As the school year ends, young students look forward to the summer months ahead that promise to hold endless sunshine and time with friends. For many of these students, summertime marks the end of school days and the start of camp days filled with waterslides, ice cream, sports and outdoor games. In many local schools, however, camp has taken on a new meaning. At Biotechnology High School (BTHS), camp isn’t water gun fights and face painting; it’s gel electrophoresis and DNA fingerprinting.
Biotech Boot Camp began 10 years ago, not long after the founding of BTHS, as a way to expose middle school students to the types of research done at the life sciences-oriented county vocational school. Since it began, the camp has been run by Danielle Jensen, who teaches IB Biology at Biotech. (IB programs – International Baccalaureate – allow students to take college-level courses while in high school.) The counselors are primarily rising juniors at the school.

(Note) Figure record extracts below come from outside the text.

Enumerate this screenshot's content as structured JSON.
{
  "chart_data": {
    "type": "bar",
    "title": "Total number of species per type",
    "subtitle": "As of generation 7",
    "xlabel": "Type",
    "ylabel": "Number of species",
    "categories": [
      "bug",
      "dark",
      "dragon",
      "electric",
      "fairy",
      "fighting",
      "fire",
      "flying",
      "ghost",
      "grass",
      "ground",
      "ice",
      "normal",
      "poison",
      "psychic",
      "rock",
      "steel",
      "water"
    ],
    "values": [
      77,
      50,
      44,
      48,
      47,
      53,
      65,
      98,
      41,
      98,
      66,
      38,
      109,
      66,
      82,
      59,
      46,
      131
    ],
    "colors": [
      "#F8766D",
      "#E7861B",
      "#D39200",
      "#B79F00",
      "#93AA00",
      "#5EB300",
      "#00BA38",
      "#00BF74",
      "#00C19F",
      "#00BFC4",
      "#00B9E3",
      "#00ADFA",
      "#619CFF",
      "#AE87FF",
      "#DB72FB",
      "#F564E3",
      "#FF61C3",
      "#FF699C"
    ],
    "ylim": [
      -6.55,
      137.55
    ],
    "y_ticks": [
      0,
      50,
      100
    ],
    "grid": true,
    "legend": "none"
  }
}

“As a counselor, the best part of boot camp was being able to apply the lab skills that I learned the previous year and to share those skills with aspiring middle school scientists,” she said. “It was super flexible on both sides. Everyone basically learned and taught as much as they wanted.”
Essentially, counselors will present the basic premises of a procedure, including the techniques and applications, before students will conduct the experiments themselves. Labs include DNA extraction, bacterial transformation and gel electrophoresis. Campers also learned about topics in genetics and about viral structure and infection.
“I’d never been to Biotech before this, and I might want to go here for high school,” one camper said.
The camp, made up of approximately 15 students each week for three weeks in July, is held in one of the school’s main laboratories.
Biotech isn’t the only local school opening its doors to curious young minds. High Technology High School in Lincroft offers a total of nine camps throughout the summer. Middle school students can still register for a variety of courses, including car engineering design, programming robotics, digital circuit technologies and programming.
Either way, they go home with skills well beyond their years and a brief glimpse into what may, or may not, lie ahead.